On December 10, 2018 5:02:30 PM UTC, "Kurt Andersen (b)" <kb...@drkurt.com> 
wrote:
>On Mon, Dec 10, 2018 at 8:58 AM Scott Kitterman <skl...@kitterman.com>
>wrote:
>
>>
>>
>> On December 10, 2018 4:31:03 PM UTC, "Kurt Andersen (b)"
><kb...@drkurt.com>
>> wrote:
>> >On Mon, Dec 10, 2018 at 8:28 AM Scott Kitterman
><skl...@kitterman.com>
>> >wrote:
>> >
>> >>
>> >> Since I'm most familiar with RFC 7208, I took a more detailed look
>at
>> >the
>> >> SPF updates.  Much of the current text is a restatement of what
>RFC
>> >7208
>> >> says.  I don't know that we need that.  The difference is to make
>> >explicit
>> >> what was  already implicit; s and l macros will never match if the
>> >local
>> >> part of the email address contains non-ascii characters.
>> >>
>> >
>> >Why not? If the non-ASCII (or non-7bit) characters are puny-coded,
>it
>> >seems
>> >like they should be able to match without any problems.
>> >
>> AIUI, local parts don't get puny-coded.
>>
>
>Even when attempting to look them up via the macro mechanism? It seems
>like
>that encoding should be a part of the macro processing.

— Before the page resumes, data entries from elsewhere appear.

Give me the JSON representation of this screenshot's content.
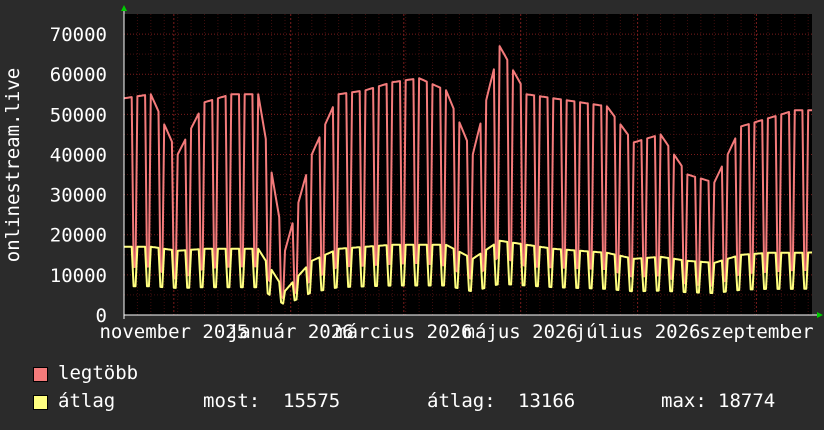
{
  "colors": {
    "background": "#2b2b2b",
    "plot_area": "#000000",
    "grid": "#8a2020",
    "axis": "#ffffff",
    "arrow": "#00cc00",
    "max_series": "#f47b7b",
    "avg_series": "#ffff80"
  },
  "legend": {
    "max_label": "legtöbb",
    "avg_label": "átlag",
    "stats": [
      {
        "label": "most:",
        "value": "15575"
      },
      {
        "label": "átlag:",
        "value": "13166"
      },
      {
        "label": "max:",
        "value": "18774"
      }
    ]
  },
  "chart_data": {
    "type": "line",
    "ylabel": "onlinestream.live",
    "ylim": [
      0,
      75000
    ],
    "y_ticks": [
      0,
      10000,
      20000,
      30000,
      40000,
      50000,
      60000,
      70000
    ],
    "y_tick_labels": [
      "0",
      "10000",
      "20000",
      "30000",
      "40000",
      "50000",
      "60000",
      "70000"
    ],
    "x_range": [
      "2025-10-06",
      "2026-09-30"
    ],
    "x_tick_labels": [
      {
        "date": "2025-11-01",
        "label": "november 2025"
      },
      {
        "date": "2026-01-01",
        "label": "január 2026"
      },
      {
        "date": "2026-03-01",
        "label": "március 2026"
      },
      {
        "date": "2026-05-01",
        "label": "május 2026"
      },
      {
        "date": "2026-07-01",
        "label": "július 2026"
      },
      {
        "date": "2026-09-01",
        "label": "szeptember"
      }
    ],
    "series": [
      {
        "name": "legtöbb",
        "x": [
          "2025-10-06",
          "2025-10-20",
          "2025-11-03",
          "2025-11-17",
          "2025-12-01",
          "2025-12-15",
          "2025-12-29",
          "2026-01-12",
          "2026-01-26",
          "2026-02-09",
          "2026-02-23",
          "2026-03-09",
          "2026-03-23",
          "2026-04-06",
          "2026-04-20",
          "2026-05-04",
          "2026-05-18",
          "2026-06-01",
          "2026-06-15",
          "2026-06-29",
          "2026-07-13",
          "2026-07-27",
          "2026-08-10",
          "2026-08-24",
          "2026-09-07",
          "2026-09-21",
          "2026-09-30"
        ],
        "values": [
          54000,
          55000,
          40000,
          53000,
          55000,
          55000,
          16000,
          40000,
          55000,
          56000,
          58000,
          59000,
          56000,
          40000,
          67000,
          55000,
          54000,
          53000,
          52000,
          43000,
          45000,
          35000,
          33000,
          47000,
          49000,
          51000,
          51000
        ]
      },
      {
        "name": "átlag",
        "x": [
          "2025-10-06",
          "2025-10-20",
          "2025-11-03",
          "2025-11-17",
          "2025-12-01",
          "2025-12-15",
          "2025-12-29",
          "2026-01-12",
          "2026-01-26",
          "2026-02-09",
          "2026-02-23",
          "2026-03-09",
          "2026-03-23",
          "2026-04-06",
          "2026-04-20",
          "2026-05-04",
          "2026-05-18",
          "2026-06-01",
          "2026-06-15",
          "2026-06-29",
          "2026-07-13",
          "2026-07-27",
          "2026-08-10",
          "2026-08-24",
          "2026-09-07",
          "2026-09-21",
          "2026-09-30"
        ],
        "values": [
          17000,
          17000,
          16000,
          16500,
          16500,
          16500,
          6000,
          13500,
          16500,
          17000,
          17500,
          17500,
          17500,
          14000,
          18500,
          17500,
          16500,
          16000,
          15500,
          14000,
          14500,
          13500,
          13000,
          15000,
          15500,
          15500,
          15575
        ]
      }
    ]
  }
}
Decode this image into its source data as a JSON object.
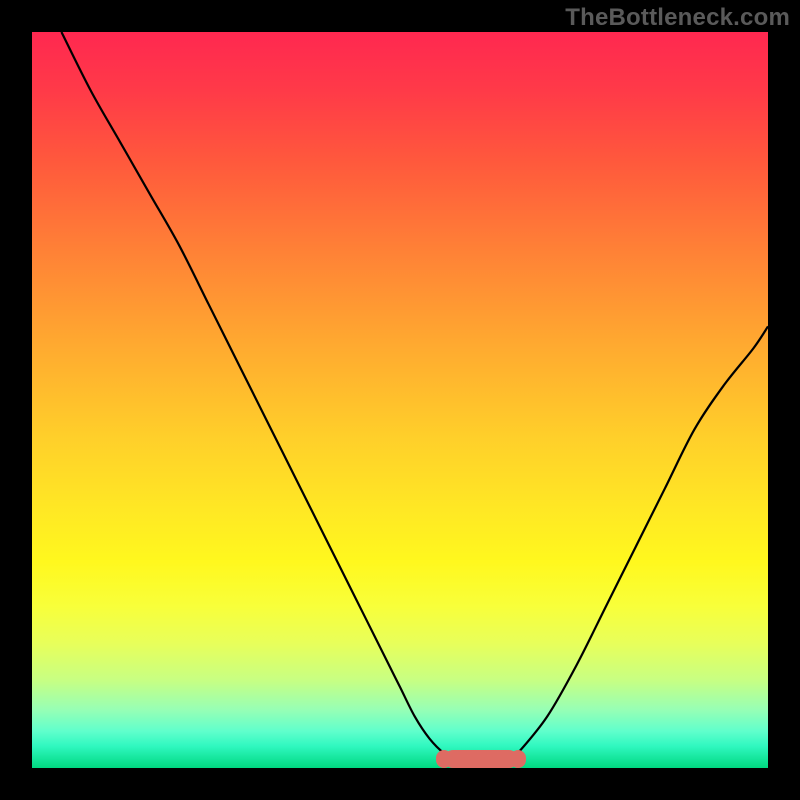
{
  "watermark": "TheBottleneck.com",
  "colors": {
    "frame_bg": "#000000",
    "curve_stroke": "#000000",
    "marker": "#de6b63",
    "watermark_text": "#5a5a5a"
  },
  "chart_data": {
    "type": "line",
    "title": "",
    "xlabel": "",
    "ylabel": "",
    "xlim": [
      0,
      100
    ],
    "ylim": [
      0,
      100
    ],
    "legend": false,
    "grid": false,
    "annotations": [
      {
        "text": "TheBottleneck.com",
        "position": "top-right"
      }
    ],
    "series": [
      {
        "name": "curve",
        "x": [
          4,
          8,
          12,
          16,
          20,
          24,
          28,
          32,
          36,
          40,
          44,
          48,
          50,
          52,
          54,
          56,
          58,
          60,
          62,
          64,
          66,
          70,
          74,
          78,
          82,
          86,
          90,
          94,
          98,
          100
        ],
        "y": [
          100,
          92,
          85,
          78,
          71,
          63,
          55,
          47,
          39,
          31,
          23,
          15,
          11,
          7,
          4,
          2,
          1,
          0,
          0,
          0,
          2,
          7,
          14,
          22,
          30,
          38,
          46,
          52,
          57,
          60
        ]
      }
    ],
    "marker": {
      "x_start": 56,
      "x_end": 66,
      "y": 0
    },
    "background_gradient_stops": [
      {
        "pos": 0,
        "color": "#ff2850"
      },
      {
        "pos": 18,
        "color": "#ff5a3c"
      },
      {
        "pos": 42,
        "color": "#ffa830"
      },
      {
        "pos": 65,
        "color": "#ffe824"
      },
      {
        "pos": 83,
        "color": "#e8ff5a"
      },
      {
        "pos": 95,
        "color": "#60ffcc"
      },
      {
        "pos": 100,
        "color": "#00d880"
      }
    ]
  }
}
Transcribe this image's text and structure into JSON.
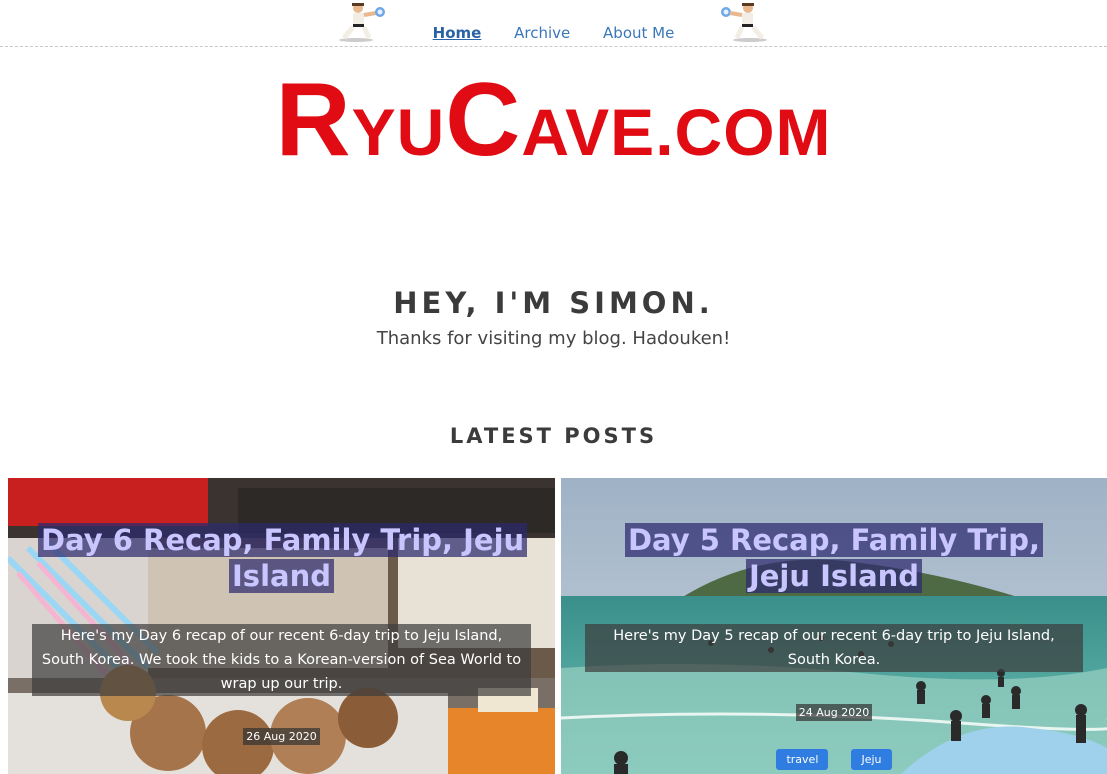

We discussed this during spfbis and concluded this was enough of a corner case 
not to make an incompatible protocol change over it.

Almost no one uses SPF macros and even fewer use use the 'l' and 's' macros.  
If such a change were introduced, every SPF library would need an update to 
help approximately no one.  I don't we should relitigate this here.

Between non-ascii local parts and SPF records using with the 'l' or 's' macros, 
you get to pick one.  Documenting this clearly is a good idea.